Deep learning algorithms trigger neural network layers to analyze large amounts of disordered data. This allows the device or program to perform actions more accurately and achieve the desired results.
Deep learning is used, for example, when searching for images and talking to a voice assistant. Here again reference can be made to the Bugatti Veyron search. Let’s assume that we want to find this car model in red. First, the system distinguishes photos of cars from others. Then he recognizes the Bugatti photographs, then the Veyron copies, and finally the red ones.
Voice assistants recognize the language first, at the deeper level of the word, and finally, whole sentences. By reading their meaning, they can communicate with a human being and answer questions or activate a desired function, e.g. turn on a light.
The deepest, elementary part of artificial intelligence is artificial neural networks (ANN). Their operation is similar to natural networks in a biological brain. After receiving numerical information, a single neuron transmits it to other neurons. The layers of the neural network are connected and function simultaneously. This allows for more accurate recognition of patterns and correlations between the collected data and gathering this knowledge for learning.
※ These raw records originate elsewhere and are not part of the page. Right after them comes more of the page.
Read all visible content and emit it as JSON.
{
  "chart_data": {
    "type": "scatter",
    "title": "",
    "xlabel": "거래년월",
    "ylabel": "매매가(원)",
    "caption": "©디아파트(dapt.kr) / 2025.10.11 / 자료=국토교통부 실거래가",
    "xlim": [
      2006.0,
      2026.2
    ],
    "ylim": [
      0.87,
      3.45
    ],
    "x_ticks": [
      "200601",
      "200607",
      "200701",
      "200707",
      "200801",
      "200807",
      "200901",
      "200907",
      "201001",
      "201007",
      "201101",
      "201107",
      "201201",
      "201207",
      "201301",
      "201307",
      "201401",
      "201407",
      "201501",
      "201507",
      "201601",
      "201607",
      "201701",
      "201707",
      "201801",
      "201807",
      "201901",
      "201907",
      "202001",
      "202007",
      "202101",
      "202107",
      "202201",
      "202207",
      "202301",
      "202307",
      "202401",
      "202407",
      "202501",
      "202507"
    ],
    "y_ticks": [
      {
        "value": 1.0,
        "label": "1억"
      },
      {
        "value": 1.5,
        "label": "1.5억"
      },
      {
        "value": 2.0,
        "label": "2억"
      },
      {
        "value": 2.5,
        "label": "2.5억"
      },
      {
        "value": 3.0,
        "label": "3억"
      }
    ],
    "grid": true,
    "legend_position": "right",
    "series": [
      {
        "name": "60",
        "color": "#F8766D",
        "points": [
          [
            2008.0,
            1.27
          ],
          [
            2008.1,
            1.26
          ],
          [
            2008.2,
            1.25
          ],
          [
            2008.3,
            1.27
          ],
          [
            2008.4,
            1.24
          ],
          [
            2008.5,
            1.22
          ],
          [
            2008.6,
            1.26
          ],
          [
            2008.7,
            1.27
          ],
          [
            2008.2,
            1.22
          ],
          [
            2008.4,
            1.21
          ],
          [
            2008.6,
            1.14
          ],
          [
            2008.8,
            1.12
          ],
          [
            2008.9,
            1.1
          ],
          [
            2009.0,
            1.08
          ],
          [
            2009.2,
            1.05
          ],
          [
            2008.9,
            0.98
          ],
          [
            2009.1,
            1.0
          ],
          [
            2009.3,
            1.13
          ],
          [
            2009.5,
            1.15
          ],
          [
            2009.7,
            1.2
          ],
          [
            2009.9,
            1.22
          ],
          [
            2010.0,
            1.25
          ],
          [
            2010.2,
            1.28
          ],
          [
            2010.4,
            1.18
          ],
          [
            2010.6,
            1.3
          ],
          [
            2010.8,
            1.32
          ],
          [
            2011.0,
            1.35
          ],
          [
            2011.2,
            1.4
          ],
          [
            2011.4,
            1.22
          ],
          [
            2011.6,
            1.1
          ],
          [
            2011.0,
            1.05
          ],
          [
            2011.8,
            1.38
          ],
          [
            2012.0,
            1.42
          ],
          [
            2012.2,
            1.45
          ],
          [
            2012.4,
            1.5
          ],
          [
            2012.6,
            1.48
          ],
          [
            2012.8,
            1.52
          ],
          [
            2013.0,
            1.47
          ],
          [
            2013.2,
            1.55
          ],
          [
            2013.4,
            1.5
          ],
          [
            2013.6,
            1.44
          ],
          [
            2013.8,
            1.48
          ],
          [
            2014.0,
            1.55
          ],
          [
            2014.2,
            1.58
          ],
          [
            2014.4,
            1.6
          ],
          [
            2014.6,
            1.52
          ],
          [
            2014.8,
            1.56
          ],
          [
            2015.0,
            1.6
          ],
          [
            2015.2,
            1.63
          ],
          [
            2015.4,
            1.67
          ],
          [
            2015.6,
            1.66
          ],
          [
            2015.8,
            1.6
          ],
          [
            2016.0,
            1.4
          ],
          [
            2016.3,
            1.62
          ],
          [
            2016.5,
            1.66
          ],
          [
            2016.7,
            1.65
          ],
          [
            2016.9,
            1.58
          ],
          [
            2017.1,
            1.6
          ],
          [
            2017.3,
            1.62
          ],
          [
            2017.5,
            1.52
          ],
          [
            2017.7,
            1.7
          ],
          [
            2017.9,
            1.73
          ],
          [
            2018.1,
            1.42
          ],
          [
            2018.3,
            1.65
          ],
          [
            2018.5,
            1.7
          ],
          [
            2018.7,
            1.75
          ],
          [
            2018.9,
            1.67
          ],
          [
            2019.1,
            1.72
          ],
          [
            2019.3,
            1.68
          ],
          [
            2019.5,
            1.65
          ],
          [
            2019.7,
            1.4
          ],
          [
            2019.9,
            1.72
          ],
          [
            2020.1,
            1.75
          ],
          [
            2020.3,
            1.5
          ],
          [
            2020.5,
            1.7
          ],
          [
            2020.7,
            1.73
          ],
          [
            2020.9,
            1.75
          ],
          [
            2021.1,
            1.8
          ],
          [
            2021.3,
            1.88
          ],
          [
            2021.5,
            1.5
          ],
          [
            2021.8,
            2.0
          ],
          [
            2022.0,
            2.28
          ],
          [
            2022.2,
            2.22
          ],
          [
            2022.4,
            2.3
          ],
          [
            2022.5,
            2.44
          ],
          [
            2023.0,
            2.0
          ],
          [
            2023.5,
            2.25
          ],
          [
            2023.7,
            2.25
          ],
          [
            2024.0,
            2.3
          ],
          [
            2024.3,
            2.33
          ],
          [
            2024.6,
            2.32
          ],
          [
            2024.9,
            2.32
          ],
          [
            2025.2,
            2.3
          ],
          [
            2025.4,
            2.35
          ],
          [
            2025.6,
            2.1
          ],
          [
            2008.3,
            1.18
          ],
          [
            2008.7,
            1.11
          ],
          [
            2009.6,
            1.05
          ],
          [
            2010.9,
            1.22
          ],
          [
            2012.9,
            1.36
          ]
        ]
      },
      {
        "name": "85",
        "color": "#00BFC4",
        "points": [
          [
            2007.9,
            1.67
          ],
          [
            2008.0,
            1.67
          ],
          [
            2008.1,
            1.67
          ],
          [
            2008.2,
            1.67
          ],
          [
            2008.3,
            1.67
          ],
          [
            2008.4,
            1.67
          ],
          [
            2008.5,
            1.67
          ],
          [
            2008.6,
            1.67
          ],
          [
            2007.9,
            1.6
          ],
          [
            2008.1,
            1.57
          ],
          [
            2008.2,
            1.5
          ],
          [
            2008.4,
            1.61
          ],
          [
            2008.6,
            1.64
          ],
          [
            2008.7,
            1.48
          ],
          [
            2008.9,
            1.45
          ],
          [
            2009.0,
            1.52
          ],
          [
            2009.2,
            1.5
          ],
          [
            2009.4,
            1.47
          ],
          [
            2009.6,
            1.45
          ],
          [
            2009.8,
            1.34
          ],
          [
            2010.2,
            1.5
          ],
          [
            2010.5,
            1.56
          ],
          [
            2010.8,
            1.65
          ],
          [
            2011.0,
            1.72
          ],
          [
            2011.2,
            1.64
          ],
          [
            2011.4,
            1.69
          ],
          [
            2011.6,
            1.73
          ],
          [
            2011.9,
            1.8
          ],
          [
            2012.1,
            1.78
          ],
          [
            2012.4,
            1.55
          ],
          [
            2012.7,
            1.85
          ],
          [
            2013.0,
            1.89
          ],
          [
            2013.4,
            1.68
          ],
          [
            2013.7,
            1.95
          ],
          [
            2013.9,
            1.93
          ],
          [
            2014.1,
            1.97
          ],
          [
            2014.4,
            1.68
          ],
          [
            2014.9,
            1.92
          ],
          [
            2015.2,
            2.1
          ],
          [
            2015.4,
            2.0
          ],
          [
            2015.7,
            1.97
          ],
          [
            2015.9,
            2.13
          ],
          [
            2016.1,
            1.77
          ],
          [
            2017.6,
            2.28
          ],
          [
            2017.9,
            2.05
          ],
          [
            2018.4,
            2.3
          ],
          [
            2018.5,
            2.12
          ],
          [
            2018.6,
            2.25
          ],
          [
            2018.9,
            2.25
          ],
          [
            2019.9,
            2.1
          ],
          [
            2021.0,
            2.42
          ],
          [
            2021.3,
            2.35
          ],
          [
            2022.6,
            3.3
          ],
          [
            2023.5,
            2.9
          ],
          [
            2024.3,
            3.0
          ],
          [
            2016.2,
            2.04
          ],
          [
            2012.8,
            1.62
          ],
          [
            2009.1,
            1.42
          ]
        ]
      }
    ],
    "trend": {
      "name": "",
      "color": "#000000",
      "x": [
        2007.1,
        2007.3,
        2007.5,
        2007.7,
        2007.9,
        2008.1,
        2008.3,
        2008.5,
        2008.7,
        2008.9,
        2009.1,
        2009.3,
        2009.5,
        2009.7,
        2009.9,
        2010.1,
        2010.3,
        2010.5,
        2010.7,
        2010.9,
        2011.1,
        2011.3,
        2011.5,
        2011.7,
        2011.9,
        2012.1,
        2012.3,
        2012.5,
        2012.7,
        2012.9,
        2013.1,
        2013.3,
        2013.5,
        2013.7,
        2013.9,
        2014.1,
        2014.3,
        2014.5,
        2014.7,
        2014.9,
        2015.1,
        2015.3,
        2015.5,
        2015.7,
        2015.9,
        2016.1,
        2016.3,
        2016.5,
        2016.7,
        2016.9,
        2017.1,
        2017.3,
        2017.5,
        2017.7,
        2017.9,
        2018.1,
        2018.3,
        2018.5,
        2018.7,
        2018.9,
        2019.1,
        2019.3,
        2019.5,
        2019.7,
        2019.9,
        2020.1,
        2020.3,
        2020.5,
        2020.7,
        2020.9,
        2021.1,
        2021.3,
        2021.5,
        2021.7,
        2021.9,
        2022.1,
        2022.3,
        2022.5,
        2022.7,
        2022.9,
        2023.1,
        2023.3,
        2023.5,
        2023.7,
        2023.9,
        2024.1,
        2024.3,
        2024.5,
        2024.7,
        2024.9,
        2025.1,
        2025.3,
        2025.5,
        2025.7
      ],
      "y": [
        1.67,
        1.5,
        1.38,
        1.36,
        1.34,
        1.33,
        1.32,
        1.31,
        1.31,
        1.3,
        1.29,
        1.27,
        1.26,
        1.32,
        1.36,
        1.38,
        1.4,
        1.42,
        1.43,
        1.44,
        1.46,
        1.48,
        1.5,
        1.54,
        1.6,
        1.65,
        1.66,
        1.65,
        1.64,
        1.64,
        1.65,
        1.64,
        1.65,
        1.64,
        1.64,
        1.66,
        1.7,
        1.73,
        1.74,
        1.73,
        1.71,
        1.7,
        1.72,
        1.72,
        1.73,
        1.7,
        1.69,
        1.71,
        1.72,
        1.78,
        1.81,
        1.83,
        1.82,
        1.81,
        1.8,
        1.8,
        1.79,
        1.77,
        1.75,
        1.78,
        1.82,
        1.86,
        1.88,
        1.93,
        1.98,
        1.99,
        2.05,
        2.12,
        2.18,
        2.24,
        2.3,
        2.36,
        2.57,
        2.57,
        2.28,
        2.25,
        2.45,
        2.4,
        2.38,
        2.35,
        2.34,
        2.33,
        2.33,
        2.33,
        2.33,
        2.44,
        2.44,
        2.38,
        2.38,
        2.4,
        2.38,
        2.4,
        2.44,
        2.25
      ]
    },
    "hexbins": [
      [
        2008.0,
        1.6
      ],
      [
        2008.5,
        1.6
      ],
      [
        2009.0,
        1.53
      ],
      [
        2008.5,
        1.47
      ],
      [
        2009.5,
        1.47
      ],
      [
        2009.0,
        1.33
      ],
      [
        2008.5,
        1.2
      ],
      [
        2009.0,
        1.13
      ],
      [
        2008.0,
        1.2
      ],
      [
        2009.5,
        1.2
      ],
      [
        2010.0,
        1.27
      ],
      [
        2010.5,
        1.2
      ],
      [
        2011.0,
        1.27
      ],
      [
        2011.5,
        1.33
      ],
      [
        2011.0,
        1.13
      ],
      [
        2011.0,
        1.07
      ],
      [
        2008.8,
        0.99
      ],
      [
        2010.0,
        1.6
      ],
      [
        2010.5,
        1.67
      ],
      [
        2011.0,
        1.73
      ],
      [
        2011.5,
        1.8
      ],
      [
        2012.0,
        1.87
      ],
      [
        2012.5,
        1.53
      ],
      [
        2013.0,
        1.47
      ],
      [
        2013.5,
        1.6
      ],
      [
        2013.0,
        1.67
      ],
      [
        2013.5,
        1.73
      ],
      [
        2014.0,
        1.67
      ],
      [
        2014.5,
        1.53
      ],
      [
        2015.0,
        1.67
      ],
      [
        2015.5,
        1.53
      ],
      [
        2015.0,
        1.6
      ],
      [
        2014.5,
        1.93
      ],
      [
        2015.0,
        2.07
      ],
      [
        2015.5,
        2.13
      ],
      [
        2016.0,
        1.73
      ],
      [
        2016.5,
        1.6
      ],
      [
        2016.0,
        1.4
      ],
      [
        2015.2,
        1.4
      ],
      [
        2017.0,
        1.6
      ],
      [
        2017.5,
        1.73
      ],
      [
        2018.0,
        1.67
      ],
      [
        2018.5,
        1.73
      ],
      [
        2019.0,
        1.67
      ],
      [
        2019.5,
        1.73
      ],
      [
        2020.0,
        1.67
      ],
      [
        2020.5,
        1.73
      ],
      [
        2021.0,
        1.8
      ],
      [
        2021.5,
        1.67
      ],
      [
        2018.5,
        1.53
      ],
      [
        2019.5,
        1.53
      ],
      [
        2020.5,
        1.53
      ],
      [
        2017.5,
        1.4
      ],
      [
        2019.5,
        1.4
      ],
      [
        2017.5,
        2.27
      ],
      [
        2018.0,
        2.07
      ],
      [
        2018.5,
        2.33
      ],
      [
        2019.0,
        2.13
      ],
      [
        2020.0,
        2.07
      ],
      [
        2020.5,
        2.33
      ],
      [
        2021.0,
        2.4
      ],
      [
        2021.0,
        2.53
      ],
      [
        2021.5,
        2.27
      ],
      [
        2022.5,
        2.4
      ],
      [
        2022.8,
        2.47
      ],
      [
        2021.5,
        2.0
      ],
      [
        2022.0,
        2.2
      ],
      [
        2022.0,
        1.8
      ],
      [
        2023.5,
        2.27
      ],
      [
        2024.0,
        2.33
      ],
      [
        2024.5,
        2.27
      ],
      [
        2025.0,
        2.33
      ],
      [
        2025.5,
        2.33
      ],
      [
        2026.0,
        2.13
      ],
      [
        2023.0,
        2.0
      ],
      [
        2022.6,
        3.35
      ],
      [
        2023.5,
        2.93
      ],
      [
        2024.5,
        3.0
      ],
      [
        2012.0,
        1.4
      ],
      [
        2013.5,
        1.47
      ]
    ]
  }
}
Machine learning is one of the most interesting inventions of the 20th century. It saves time for engineers who do not have to constantly program machines. It helps companies to reach customers more effectively and doctors to make more accurate diagnoses. It is also useful for easier searching for interesting content. Inextricably linked with the technology that surrounds us, machine learning has changed the face of science, business and entertainment.